Combine the bulgur and water in a medium saucepan. Bring the mixture to a simmer over medium heat. Cover and cook on low for 10 to 12 minutes, or until the bulgur is tender. Once cooked, drain any excess water and rinse the bulgur under cold water to cool it down. Transfer the bulgur to a large bowl and set aside.
While the bulgur cooks, heat the olive oil in a large skillet over medium-high heat. Add the diced chicken breast, garlic powder, and salt. Cook the chicken, stirring occasionally, for about 6 minutes, or until it is just browned and cooked through. After cooking, let the chicken cool slightly so it doesn't wilt the herbs in the salad.

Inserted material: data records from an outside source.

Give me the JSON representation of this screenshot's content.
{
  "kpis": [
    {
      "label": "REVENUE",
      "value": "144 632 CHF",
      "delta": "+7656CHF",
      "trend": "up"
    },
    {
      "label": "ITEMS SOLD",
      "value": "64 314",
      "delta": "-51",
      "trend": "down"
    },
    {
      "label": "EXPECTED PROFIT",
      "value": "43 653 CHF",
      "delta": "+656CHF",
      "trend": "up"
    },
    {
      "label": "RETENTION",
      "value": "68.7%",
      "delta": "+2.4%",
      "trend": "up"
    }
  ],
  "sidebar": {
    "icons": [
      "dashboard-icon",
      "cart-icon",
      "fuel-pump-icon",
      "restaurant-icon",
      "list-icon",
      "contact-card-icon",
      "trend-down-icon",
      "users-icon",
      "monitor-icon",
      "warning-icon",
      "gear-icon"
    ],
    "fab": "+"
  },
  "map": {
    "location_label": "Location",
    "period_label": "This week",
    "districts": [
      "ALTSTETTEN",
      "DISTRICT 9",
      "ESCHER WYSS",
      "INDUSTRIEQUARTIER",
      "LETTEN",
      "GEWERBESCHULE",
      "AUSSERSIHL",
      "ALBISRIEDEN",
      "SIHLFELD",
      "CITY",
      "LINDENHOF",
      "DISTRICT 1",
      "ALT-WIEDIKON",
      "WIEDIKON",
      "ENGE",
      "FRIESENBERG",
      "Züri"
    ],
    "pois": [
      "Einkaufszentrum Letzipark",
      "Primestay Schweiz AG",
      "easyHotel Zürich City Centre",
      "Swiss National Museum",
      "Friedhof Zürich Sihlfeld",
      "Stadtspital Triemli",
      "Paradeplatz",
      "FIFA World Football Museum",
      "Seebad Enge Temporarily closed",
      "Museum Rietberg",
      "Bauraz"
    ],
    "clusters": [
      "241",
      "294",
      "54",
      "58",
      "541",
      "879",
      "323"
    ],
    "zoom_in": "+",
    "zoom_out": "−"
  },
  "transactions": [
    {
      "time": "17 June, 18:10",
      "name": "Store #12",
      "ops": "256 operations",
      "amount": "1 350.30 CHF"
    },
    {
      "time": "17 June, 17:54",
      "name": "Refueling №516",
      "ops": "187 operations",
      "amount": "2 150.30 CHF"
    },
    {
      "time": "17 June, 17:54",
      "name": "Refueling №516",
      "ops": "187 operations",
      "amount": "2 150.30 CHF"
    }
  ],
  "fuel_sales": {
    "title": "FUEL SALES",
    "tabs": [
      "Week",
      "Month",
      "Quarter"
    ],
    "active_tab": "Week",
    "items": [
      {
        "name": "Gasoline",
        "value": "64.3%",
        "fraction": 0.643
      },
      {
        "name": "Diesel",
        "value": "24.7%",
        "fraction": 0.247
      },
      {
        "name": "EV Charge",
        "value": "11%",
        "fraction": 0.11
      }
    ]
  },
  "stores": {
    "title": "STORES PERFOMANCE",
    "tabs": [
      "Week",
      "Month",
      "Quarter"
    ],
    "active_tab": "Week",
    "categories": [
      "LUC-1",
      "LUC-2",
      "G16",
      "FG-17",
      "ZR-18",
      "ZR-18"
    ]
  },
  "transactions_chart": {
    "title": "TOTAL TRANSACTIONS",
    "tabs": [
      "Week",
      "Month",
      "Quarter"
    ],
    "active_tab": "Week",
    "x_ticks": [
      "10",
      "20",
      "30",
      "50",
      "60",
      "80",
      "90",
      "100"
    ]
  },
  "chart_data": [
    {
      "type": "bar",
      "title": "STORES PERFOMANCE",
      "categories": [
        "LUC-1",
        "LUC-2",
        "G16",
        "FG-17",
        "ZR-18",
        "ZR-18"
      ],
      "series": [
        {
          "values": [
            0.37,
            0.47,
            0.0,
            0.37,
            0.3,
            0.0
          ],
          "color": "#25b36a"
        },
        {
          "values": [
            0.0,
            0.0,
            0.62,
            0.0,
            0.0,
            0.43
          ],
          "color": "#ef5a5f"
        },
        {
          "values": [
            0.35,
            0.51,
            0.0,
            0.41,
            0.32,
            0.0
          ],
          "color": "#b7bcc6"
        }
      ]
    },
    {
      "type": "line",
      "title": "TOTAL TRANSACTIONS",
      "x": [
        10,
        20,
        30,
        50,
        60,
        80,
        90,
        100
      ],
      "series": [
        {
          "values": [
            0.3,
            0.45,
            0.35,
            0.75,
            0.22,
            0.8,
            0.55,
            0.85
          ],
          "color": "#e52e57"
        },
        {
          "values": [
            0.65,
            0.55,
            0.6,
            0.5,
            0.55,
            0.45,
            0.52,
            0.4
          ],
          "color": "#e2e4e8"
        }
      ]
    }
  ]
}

Add the cooled chicken and any juices from the skillet to the bowl with the cooked bulgur (from Step 1). Add the chopped tomatoes, minced green onions, chopped parsley, and chopped mint. Stir everything together gently to evenly distribute the ingredients. I like to use my hands or a large spoon for this step to avoid crushing the delicate herbs.
In a small bowl, whisk together the lemon juice, remaining olive oil, and salt until fully combined. Pour this dressing over the bulgur mixture and toss thoroughly to combine. For a refreshing flavor boost, I sometimes add a little extra lemon juice or a pinch of zest.